Members quit ‘sad’ Mar-a-Lago after Trump loses

“It’s a very despondent place,” said Laurence Leamer, historian and author of “Mar-a-Lago: Inside the Gates of Power at Donald Trump’s Presidential Palace,” MSNBC presenter Alex Witt told “Weekends with Alex Witt” Saturday. . He said members “are not concerned about politics and that the food is not good”.

Leamer said he spoke with some former members who “quietly walked away” after Trump left office.

Trump moved to the Palm Beach, Florida estate last week after his term of office ended. But without the cachet of the incumbent United States president who works on the estate, guests find that Mar-a-Lago has lost a step. There was no on-site entertainment during the pandemic, and Leamer added, “It’s a sad place … it’s not what it was.”

Dissatisfied members can lead to a lower salary for Trump. When Trump was president, many people paid up to $ 200,000 for Mar-a-Lago memberships, Leamer noted, saying they don’t think they will continue to pay that price.

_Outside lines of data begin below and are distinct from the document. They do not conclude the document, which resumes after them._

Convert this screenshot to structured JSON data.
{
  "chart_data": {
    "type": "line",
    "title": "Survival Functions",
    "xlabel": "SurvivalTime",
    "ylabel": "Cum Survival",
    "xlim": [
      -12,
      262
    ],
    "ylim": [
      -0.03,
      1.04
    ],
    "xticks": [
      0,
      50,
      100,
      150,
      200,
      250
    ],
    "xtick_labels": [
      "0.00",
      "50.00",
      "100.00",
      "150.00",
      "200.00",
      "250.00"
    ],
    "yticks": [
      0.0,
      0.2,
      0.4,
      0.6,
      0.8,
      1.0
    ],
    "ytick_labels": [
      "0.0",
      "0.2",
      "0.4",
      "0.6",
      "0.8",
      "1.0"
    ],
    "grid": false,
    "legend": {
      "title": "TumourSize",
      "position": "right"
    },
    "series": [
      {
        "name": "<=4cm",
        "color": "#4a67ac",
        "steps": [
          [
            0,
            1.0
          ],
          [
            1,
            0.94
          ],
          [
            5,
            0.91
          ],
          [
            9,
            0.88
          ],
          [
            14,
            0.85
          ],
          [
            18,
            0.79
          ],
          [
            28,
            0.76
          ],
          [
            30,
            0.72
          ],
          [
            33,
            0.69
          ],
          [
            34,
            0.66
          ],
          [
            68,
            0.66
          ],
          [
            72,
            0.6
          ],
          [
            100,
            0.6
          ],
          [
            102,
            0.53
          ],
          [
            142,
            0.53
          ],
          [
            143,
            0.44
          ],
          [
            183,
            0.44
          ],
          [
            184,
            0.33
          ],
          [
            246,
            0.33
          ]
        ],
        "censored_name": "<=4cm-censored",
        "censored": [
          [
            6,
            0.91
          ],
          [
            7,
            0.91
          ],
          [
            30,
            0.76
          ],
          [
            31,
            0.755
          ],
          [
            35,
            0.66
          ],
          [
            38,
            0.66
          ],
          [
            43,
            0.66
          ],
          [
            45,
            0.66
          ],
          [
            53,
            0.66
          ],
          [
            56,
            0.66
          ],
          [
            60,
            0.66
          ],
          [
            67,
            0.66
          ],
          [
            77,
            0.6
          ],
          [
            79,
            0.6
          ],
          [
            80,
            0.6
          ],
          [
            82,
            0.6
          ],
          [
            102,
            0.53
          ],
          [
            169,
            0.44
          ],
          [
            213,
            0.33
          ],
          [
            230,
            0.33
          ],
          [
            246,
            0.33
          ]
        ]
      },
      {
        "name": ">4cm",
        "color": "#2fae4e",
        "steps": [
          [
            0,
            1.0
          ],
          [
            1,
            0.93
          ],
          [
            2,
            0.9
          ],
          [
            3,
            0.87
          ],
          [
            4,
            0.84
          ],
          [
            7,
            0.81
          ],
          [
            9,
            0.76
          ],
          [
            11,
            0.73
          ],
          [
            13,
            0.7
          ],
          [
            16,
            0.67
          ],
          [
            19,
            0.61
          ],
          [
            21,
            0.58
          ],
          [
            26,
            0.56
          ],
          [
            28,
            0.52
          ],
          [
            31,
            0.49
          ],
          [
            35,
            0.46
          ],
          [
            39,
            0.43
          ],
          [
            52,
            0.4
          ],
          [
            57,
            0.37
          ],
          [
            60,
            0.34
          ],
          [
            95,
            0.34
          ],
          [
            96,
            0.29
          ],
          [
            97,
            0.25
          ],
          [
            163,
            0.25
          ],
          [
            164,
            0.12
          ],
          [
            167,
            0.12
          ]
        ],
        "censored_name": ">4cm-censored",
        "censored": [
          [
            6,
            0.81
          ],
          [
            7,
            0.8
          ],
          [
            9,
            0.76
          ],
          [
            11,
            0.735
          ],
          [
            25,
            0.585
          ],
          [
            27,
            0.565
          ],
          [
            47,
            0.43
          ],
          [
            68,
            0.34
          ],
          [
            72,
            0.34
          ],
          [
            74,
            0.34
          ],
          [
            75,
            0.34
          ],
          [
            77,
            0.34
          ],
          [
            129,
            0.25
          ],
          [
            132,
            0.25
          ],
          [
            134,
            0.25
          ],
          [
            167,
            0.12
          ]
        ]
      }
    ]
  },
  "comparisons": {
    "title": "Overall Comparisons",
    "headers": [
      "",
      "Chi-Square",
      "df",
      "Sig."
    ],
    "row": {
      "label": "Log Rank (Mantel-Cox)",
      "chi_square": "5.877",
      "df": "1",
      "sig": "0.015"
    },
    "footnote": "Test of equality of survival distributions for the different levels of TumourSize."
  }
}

Mar-a-Lago has long been ridiculed by critics as a tough, stuffy club full of Trump memorabilia – some of which are fake. Late night host Jimmy Kimmel told Friday about a visit to the resort just before Trump became president.

“You couldn’t possibly exaggerate how comical it is,” said Kimmel on The Ringer’s “The Bill Simmons Podcast.” “Everyone there is 100 years old.”

Kimmel told Simmons that he had gone to the resort about six years ago to have dinner with Howard Stern, who lived near the property at the time. He described the visitors to Mar-a-Lago as “bent over people eating soft foods,” and said the place is covered in photos of Trump.

“It was just a quiet and awful place,” said Kimmel. “And now he lives in this awful place.”

Trump’s hotels and hospitality businesses were particularly hard hit during the coronavirus pandemic, but sales at the Mar-a-Lago resort rose from $ 21.4 million to $ 24.2 million in the past year. In 2019, the former president moved his permanent residence to the Florida resort from New York’s Trump Tower. But the question remains whether he will be allowed to live there permanently, as it could violate his 1993 agreement with the city of Palm Beach.

“Even here, people don’t like him,” Leamer said, referring to the residents of Palm Beach – many of whom voted for Trump in hopes of lower taxes and a thriving stock market. “It’s just another measure of how his power has diminished.”